Central Electricity Regulatory
Commission (CERC) has issued the tariff regulations for generation and
transmission projects for the period 2009-14 on 20 January 2009. The new
regulations will also be the guiding principles for the State Electricity
Regulatory Commissions. With the announcement of new norms CERC hopes to attract
the desired investment in power infrastructure in the country while ensuring
that the consumers get electricity at reasonable cost. The following are the
important features of the new regulations:
- The base rate for allowing
return on equity has been raised from 14 per cent to 5.5 per cent to attract
more investment.
- To motivate timely completion
of projects in the present period of power shortages, an additional return on
equity of 0.5 per cent will be available to those projects which are
commissioned within the given timelines.
- By modifying the proposal in
the draft regulations new hydro power projects have been appropriately
insulated from hydrological risk during the first ten years of their
operations. The regulations also allow enhanced free power and rehabilitation
cost according to the new Tariff Policy, with the objective of expediting
project implementation. Tariff for hydro power project has been restructured
to incentivise supply of peaking power.
- Return on equity will be now
pre-tax for which the base rate of 15.5 per cent will be grossed up by applicable tax
rate for the company. This would incentivise investment promotion as the
benefit of tax holiday will be now available to the project developer. On the
other hand, consumers would not have to bear the burden of income tax on the
UI earning, incentive earning and efficiency gains of the projects. This has
been a major grievance of the beneficiaries.
- While doing away with the
advance against depreciation in line with Tariff Policy, depreciation rates
have been reworked to take care of repayment of debt obligations of the new
projects. However, once the initial period of 12 years is over, remaining
depreciation would be spread over the balance useful life to keep the tariff
reasonable.
- Regulatory philosophy of CERC
has been to incentivise efficiency gains and to periodically pass the
improvements to beneficiaries. Accordingly, the availability target for
recovery of fixed cost for thermal power plants has been raised from 80 per
cent to 85 per cent. For the new units, operating margin of only 6.5 per cent
will be permitted with respect to the design heat rate.
- CERC has decided to set up
capital cost benchmarks for thermal power projects and transmission projects.
The provisional tariff has been done away with and the companies will get
final tariff upfront.
- The companies operating
thermal power plants will have now two options. Either they can claim a
special allowance on the basis of per MW per year after completion of
normative useful life of the project and will be obligated to deliver the
norms set for availability and operations.
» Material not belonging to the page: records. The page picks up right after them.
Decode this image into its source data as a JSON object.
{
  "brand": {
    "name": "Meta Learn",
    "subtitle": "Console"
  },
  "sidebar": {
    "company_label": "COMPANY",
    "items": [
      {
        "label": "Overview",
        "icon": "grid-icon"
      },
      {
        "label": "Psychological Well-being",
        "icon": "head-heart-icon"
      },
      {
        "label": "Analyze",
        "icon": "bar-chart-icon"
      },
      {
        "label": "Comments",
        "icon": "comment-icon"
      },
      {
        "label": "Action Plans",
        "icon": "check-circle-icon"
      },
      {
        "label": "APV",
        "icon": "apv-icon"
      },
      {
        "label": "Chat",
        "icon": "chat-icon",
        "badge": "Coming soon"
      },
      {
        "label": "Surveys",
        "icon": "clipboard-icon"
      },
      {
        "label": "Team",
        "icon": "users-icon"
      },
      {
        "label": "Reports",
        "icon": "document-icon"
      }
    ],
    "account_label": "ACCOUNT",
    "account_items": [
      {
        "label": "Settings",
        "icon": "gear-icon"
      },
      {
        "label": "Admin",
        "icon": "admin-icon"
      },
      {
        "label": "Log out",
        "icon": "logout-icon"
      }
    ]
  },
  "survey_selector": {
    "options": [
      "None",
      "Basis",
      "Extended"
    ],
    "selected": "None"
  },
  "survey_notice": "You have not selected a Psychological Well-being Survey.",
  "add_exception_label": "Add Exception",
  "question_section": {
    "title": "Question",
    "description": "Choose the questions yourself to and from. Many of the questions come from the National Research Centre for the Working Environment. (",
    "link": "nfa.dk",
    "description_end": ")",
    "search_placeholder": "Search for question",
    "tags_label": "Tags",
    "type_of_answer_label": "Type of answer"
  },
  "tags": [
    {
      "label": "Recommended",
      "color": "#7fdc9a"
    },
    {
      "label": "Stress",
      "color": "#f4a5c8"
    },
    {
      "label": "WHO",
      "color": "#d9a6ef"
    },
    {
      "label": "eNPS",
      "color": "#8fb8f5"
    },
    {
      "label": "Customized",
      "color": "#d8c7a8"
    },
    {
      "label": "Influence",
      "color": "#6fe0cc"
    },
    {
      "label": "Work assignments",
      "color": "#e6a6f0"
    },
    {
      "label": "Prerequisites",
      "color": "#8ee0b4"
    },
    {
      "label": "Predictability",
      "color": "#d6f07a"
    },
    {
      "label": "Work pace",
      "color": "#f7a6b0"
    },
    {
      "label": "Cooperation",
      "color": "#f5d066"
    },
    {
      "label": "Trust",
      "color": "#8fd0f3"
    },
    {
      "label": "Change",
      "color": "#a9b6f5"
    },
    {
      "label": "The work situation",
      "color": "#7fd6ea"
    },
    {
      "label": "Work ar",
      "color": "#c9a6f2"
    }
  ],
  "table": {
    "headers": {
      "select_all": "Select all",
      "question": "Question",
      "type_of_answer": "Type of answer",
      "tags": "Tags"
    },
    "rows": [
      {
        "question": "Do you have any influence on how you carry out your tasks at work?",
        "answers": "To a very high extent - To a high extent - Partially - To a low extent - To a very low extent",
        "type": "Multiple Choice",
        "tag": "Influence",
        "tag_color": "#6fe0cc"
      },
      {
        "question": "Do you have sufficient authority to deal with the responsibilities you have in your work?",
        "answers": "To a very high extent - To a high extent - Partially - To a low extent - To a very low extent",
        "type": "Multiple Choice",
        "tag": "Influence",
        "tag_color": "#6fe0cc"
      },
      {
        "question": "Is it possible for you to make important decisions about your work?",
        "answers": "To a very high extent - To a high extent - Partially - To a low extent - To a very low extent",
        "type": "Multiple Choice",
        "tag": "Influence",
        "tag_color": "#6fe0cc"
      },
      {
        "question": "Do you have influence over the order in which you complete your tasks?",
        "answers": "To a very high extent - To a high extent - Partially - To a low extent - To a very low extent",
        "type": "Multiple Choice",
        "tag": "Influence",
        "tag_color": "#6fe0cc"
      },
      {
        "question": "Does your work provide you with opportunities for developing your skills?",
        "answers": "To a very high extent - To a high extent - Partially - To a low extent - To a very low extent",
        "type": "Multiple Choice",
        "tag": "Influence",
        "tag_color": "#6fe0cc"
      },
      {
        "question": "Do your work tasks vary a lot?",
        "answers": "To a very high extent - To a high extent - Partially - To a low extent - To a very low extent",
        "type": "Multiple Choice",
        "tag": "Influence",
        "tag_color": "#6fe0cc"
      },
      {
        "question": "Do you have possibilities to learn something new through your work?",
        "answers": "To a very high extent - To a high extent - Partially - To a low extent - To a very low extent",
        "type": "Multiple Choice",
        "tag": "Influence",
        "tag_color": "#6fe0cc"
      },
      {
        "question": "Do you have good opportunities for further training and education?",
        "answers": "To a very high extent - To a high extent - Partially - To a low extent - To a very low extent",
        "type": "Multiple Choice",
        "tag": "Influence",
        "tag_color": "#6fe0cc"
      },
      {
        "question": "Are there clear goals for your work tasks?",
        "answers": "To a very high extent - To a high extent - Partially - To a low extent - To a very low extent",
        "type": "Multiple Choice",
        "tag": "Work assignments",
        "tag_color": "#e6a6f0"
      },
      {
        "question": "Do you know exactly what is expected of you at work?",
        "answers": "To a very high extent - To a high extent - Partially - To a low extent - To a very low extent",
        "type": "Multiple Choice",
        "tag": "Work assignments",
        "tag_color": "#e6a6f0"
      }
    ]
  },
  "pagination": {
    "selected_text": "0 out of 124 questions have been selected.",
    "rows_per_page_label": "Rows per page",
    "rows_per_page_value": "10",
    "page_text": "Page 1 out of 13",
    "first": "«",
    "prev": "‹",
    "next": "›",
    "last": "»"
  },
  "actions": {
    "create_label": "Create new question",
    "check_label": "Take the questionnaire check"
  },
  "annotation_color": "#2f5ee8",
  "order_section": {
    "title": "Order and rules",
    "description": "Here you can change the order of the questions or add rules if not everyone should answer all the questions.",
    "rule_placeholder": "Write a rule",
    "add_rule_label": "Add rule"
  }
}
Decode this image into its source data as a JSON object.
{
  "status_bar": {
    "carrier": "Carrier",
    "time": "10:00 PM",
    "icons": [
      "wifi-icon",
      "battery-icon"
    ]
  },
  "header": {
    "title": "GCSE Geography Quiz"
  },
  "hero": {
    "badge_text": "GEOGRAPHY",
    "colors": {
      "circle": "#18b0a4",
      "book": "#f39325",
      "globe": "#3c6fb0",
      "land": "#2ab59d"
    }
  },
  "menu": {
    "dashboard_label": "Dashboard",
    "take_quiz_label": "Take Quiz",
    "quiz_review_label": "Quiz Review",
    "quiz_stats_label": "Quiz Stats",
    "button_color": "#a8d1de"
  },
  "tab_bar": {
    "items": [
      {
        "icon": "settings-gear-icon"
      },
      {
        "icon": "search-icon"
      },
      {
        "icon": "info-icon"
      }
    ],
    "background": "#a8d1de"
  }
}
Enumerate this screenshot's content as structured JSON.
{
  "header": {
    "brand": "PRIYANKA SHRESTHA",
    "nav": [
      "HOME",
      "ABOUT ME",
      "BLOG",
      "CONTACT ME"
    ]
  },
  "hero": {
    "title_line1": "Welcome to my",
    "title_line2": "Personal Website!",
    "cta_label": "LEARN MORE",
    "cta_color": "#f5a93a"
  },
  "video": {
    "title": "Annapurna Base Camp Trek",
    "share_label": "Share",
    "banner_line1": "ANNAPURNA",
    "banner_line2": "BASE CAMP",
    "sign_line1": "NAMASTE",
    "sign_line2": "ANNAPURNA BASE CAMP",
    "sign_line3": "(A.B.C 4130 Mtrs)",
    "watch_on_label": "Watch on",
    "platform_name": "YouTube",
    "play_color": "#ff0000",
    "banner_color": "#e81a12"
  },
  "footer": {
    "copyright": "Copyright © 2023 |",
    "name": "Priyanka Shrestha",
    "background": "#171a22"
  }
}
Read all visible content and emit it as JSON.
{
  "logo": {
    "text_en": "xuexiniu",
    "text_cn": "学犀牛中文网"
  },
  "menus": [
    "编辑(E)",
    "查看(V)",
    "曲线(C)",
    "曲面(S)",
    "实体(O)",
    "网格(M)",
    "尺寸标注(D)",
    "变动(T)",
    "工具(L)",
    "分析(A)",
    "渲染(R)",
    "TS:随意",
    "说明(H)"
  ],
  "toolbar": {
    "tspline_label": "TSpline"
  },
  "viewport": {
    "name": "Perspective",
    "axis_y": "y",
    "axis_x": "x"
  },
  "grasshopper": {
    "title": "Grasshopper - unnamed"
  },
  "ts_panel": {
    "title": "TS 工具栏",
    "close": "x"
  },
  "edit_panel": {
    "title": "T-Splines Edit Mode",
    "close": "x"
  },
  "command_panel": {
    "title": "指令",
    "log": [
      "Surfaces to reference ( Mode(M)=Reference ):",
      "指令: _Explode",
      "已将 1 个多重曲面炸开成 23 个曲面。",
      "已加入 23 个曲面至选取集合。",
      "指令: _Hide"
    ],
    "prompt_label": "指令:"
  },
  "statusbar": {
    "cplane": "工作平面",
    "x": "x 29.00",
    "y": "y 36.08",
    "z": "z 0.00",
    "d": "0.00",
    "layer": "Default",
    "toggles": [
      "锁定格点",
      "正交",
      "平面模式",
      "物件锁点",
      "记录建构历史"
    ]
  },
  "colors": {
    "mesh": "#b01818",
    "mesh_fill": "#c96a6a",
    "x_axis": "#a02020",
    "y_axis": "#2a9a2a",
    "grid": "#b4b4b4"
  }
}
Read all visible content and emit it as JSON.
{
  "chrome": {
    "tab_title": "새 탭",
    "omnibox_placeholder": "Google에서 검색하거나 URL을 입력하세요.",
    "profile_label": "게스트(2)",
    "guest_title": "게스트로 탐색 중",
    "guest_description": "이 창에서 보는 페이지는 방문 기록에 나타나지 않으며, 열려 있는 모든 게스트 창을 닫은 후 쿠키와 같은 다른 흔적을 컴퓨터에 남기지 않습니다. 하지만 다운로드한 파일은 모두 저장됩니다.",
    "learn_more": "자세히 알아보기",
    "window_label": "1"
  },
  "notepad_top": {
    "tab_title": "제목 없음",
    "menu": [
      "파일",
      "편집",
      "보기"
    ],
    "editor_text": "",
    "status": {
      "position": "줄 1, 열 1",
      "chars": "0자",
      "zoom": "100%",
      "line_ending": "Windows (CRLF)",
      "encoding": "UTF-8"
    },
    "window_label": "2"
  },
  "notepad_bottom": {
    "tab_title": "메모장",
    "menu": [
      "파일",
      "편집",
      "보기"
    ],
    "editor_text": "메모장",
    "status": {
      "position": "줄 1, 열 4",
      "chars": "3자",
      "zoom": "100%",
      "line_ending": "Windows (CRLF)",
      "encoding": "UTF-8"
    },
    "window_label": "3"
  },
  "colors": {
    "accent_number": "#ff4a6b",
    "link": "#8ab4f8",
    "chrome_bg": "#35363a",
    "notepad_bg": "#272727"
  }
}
Second option is to go for
comprehensive R&M which is to be permitted by Commission on the basis of
detailed cost benefit analysis including the efficiency gains to the
beneficiaries.
- The incentive available to
the generating companies will now be available on the basis of declared
availability instead of plant load factor because the generators can only
declare better availability and actual schedule is not within their control.